2017年03月17日

[東京新聞] 中国全人代 民生改善にこそ「力」を (2017年03月17日)

閉幕した中国の全国人民代表大会(全人代=国会)では、習近平党総書記(国家主席)が「党の核心」と持ち上げられた。一強時代の中国は格差解消など民生改善に本気で取り組めるのか正念場だ。

全人代の主役であるはずの中国ナンバー2の李克強首相は開幕日の政府活動報告の冒頭、「党の核心」として習氏の地位が明確化されたことを「党と人民の根本的利益を反映したもの」「重要で深遠な意義を持つ」と持ち上げた。

首相が国務院(政府)を代表し政治、外交、経済各分野の施政方針を演説する年一回の舞台が、習氏の「一強」支配を内外に示す政治ショーになったように映る。

全人代期間中の閣僚会見や分科会でも習氏を「核心」とたたえる発言が目立った。最高指導部人事が予定される五年に一度の今秋の党大会を前に、習氏の支配体制固めの全人代との印象が濃厚だ。

中国の現状を観察すれば、拝金主義のまん延に伴う社会的な格差の解消が急務だといえる。上海中心部のマンション建設現場では、2LDK千二百万元(約二億四百万円)の広告チラシが配られている一方、現場で働く出稼ぎ農民工は昼食に一杯六元(約百二円)の汁麺をすするのが現状だ。

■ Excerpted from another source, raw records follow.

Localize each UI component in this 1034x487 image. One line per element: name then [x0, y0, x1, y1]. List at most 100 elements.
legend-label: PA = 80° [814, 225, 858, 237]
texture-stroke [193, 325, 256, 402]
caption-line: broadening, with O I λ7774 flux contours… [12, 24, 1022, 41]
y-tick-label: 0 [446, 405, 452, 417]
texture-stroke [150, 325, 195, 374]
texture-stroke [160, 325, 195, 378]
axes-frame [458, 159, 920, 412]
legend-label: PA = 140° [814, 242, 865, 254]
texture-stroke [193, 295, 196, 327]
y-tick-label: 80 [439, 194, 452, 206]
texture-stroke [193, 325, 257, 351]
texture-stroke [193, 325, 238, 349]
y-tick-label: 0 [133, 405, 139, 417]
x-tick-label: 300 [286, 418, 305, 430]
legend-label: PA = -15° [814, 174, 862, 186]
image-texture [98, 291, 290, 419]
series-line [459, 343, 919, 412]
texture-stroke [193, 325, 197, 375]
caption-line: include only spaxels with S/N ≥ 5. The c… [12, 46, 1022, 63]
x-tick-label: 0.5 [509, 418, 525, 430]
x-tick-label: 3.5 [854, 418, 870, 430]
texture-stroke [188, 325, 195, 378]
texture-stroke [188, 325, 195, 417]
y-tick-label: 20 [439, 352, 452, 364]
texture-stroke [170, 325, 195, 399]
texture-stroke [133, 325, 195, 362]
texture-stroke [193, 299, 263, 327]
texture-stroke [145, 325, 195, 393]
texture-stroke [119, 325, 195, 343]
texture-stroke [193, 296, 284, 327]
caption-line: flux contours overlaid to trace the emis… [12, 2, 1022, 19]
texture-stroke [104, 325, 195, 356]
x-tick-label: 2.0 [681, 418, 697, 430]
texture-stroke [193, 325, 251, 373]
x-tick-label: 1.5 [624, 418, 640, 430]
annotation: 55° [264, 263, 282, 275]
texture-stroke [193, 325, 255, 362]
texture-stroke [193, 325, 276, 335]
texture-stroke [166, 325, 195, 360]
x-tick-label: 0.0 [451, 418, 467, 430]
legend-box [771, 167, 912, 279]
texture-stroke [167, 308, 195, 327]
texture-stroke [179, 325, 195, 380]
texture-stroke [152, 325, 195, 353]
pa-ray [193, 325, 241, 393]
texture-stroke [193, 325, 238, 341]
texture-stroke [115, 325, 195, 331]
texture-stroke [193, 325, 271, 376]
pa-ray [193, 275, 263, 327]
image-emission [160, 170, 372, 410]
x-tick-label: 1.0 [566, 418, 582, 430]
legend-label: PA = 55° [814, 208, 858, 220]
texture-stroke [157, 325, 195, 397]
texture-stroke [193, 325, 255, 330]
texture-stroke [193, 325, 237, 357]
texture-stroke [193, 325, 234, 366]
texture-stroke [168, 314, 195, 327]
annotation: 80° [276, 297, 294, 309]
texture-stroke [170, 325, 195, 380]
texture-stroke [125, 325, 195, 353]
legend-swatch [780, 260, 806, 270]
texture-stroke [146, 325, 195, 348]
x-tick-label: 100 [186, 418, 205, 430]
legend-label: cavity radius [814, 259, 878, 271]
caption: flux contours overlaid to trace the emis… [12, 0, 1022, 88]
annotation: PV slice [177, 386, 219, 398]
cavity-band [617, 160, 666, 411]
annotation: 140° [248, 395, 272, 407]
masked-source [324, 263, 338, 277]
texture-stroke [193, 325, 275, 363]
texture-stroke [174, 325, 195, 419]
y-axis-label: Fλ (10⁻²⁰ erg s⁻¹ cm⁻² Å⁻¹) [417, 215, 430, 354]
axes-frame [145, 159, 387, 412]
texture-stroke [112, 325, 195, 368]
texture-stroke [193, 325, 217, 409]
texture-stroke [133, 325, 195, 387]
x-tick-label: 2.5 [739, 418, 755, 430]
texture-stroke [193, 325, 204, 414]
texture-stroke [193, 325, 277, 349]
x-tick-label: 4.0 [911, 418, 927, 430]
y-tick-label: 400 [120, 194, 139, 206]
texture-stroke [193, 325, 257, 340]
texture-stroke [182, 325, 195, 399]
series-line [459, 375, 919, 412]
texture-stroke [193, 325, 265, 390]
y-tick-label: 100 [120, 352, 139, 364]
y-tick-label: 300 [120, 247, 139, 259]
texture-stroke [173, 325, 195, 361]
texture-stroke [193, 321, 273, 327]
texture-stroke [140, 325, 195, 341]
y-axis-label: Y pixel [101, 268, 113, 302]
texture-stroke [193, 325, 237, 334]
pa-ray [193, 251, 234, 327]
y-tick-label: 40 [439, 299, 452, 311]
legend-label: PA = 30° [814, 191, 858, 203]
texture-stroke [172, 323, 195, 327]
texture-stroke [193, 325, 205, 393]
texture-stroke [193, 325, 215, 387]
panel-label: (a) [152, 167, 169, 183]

李氏は「民生は政府活動の要であり、常に心に留め、しっかりと担わねばならない」と力を込めた。採択された政府活動報告には確かに、農村貧困人口の一千万人以上の減少、低所得者向けの住宅の供給、青い空を守る環境保護対策など、民生に目配りした重点政策が数多く盛り込まれた。

だが、民衆が不満を抱える課題の改善は遅々として進まず、汚職腐敗撲滅を旗印に政敵を葬ってきた習氏の「一強支配」確立ばかり目立つのが実情であるといえる。

民生が改善しない大きな理由は、李氏が指摘したように「行政の法執行での規範、公正、理性の不足や、一部幹部の職務怠慢や責任のなすりつけあい、腐敗」にあることは、その通りであろう。

習氏は自身の政治的な権威強化ではなく、真の民生改善を図るための腐敗役人や既得権益層との闘いに力を発揮してほしい。

強権政治による香港民主の後退も気がかりだ。全人代で「香港独立に前途はない」と強調された。三月下旬の香港行政長官選に向け中国は親中派候補を露骨に支援している。「一国二制度下の香港の高度な自治」の保障が国際公約であったことを忘れてはならない。